How much does a DIY accent wall typically cost?

Wide range, but here are realistic numbers from projects I’ve actually done. A paint-only accent wall: $40–80, including a quart of paint, a roller, painter’s tape, and a small brush. Board and batten: $150–300 in materials for an average wall, plus paint. Wood slats: $200–500 depending on the wood. Custom paneling or built-ins: $500 and up, depending on materials and trim. None of these include tools — if you’re starting from zero, add another $150–300 for a level, miter saw access, brad nailer, and caulk.

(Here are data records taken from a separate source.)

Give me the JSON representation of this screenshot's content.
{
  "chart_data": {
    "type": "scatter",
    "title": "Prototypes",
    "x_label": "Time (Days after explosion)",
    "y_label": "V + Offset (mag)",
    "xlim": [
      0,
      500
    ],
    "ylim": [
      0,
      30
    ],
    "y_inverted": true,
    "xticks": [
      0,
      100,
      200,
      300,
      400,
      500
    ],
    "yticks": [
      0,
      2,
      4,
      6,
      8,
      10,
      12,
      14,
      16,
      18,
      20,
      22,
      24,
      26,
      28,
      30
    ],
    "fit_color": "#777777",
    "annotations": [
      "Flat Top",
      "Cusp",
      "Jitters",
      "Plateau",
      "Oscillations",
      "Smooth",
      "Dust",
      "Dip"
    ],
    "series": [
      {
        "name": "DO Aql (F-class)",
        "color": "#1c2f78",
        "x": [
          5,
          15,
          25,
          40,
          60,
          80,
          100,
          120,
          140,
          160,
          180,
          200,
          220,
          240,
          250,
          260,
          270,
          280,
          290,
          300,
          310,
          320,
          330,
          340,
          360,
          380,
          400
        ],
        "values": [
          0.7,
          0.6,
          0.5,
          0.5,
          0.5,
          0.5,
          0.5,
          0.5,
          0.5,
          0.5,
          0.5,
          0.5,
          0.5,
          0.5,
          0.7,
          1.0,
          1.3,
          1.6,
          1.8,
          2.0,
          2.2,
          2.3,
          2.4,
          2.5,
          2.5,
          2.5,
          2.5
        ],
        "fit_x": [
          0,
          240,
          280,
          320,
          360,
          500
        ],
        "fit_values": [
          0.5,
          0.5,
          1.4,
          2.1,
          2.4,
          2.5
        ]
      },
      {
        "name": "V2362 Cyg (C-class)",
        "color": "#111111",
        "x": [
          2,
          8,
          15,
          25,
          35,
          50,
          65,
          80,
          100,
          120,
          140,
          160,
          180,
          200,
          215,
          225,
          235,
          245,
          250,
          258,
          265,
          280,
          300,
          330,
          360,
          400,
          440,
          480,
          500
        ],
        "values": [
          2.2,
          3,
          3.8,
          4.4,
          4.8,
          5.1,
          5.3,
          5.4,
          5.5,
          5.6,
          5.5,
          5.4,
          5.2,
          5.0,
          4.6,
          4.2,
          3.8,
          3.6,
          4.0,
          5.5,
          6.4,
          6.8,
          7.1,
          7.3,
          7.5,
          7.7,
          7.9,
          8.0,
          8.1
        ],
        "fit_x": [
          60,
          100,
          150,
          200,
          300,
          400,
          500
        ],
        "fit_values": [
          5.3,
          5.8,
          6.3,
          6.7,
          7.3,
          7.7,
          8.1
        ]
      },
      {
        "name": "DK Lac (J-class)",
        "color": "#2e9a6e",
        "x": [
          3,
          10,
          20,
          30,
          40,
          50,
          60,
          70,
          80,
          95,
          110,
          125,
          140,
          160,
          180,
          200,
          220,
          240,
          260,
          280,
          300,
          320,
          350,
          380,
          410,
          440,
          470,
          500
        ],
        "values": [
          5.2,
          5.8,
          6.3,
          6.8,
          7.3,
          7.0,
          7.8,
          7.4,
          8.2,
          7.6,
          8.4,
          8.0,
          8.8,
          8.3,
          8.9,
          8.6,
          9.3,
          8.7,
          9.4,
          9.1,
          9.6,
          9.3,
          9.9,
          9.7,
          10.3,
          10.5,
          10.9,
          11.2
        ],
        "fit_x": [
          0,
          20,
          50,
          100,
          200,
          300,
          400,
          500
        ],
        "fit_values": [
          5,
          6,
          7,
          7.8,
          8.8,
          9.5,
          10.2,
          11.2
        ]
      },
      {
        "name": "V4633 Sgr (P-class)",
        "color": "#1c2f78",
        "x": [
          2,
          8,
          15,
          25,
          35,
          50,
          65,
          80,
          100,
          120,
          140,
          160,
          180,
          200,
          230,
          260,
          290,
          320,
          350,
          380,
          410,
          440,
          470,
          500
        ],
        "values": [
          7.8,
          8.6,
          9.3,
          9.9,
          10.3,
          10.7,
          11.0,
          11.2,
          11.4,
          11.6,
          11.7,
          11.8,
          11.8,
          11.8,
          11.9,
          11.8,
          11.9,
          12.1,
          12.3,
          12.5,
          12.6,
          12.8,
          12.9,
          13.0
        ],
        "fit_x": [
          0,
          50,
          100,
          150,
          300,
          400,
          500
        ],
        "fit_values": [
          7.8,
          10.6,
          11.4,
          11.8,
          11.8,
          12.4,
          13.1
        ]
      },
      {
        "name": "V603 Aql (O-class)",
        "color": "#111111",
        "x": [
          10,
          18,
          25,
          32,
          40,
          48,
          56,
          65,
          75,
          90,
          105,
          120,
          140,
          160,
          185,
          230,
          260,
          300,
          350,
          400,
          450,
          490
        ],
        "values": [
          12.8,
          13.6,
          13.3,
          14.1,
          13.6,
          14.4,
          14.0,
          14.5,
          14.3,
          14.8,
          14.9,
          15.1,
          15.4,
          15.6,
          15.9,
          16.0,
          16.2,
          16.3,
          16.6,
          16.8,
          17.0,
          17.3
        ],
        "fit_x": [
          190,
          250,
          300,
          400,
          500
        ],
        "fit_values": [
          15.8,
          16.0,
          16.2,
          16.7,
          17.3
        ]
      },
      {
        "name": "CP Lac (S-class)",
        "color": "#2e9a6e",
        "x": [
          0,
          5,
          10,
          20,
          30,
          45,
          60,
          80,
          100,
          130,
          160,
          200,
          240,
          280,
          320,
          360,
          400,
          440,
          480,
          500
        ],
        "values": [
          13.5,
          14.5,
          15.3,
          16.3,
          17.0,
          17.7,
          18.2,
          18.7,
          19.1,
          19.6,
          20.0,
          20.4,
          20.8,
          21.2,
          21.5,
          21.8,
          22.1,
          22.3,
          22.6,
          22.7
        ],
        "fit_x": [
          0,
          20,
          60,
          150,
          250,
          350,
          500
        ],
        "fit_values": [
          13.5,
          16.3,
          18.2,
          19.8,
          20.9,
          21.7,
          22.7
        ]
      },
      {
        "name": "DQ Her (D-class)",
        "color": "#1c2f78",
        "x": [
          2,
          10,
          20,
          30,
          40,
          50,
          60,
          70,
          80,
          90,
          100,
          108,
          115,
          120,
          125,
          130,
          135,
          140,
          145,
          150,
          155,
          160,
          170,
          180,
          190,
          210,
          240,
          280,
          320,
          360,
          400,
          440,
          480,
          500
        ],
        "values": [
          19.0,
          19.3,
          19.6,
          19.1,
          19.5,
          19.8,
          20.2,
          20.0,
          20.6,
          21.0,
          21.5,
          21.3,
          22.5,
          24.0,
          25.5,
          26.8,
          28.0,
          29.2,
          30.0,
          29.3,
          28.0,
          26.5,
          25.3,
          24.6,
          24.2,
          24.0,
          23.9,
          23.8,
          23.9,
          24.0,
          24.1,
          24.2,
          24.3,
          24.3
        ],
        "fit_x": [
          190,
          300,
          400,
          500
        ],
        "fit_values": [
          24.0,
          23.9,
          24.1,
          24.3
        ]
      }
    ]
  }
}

Can I do an accent wall in a rental?

Yes, and there are more renter-friendly options than ever. Removable peel-and-stick wallpaper is the obvious one — modern brands hold up well and come off cleanly when you move out. Removable wall decals work for pattern. For a textured look, faux brick paneling can be installed with construction adhesive that’s gentler on drywall, though always check your lease first. And the simplest of all: paint. Most landlords are fine with paint as long as you return it to the original color before move-out — the cost of a gallon of white paint to undo it is almost always worth the year of living in a room you actually love.

What's the easiest accent wall for a beginner?

Paint one wall. Truly. Pick the focal wall, pick a saturated color you actually love, tape carefully, and roll. It’s a four-hour project, it requires zero specialty tools, and the visual payoff is dramatic. If painting feels too understated, board and batten is the next step up — straight cuts only, very forgiving, and the kind of project that looks much harder than it is.

Do accent walls add resale value?

Mixed answer. A tasteful, neutrally-toned architectural accent wall — board and batten, wainscoting, simple paneling — generally adds perceived value because buyers read it as architectural detail. A loud color or a very specific pattern can be polarizing on resale, even if it photographs beautifully. The honest take: don’t choose your accent wall based on resale. Choose it based on whether you’ll love living with it. If resale is a near-term concern, lean into the architectural treatments (paint or paneling in a neutral) rather than bold pattern or saturated color.

What's the best paint finish for an accent wall?

Eggshell or matte for most accent walls — it hides imperfections, photographs well, and doesn’t show roller marks the way satin and semi-gloss do. Save satin and semi-gloss for trim, doors, and bathroom walls where you need washability. The exception: a true high-gloss lacquer accent wall (think a deep navy ceiling) can be stunning, but it’s much harder to apply well and demands a perfectly prepped wall.

Pick the wall, then pick the treatment.

If there’s one thing to take from this list, it’s that the wall comes first. Find the wall in your room that wants to be the focal point, then choose the treatment that fits the room’s mood. A board-and-batten wall in a quiet bedroom, a moody color-drenched ceiling in a small office, a slat wall behind the bed in a primary suite — none of these are about the technique. They’re about choosing the right treatment for the wall you already have.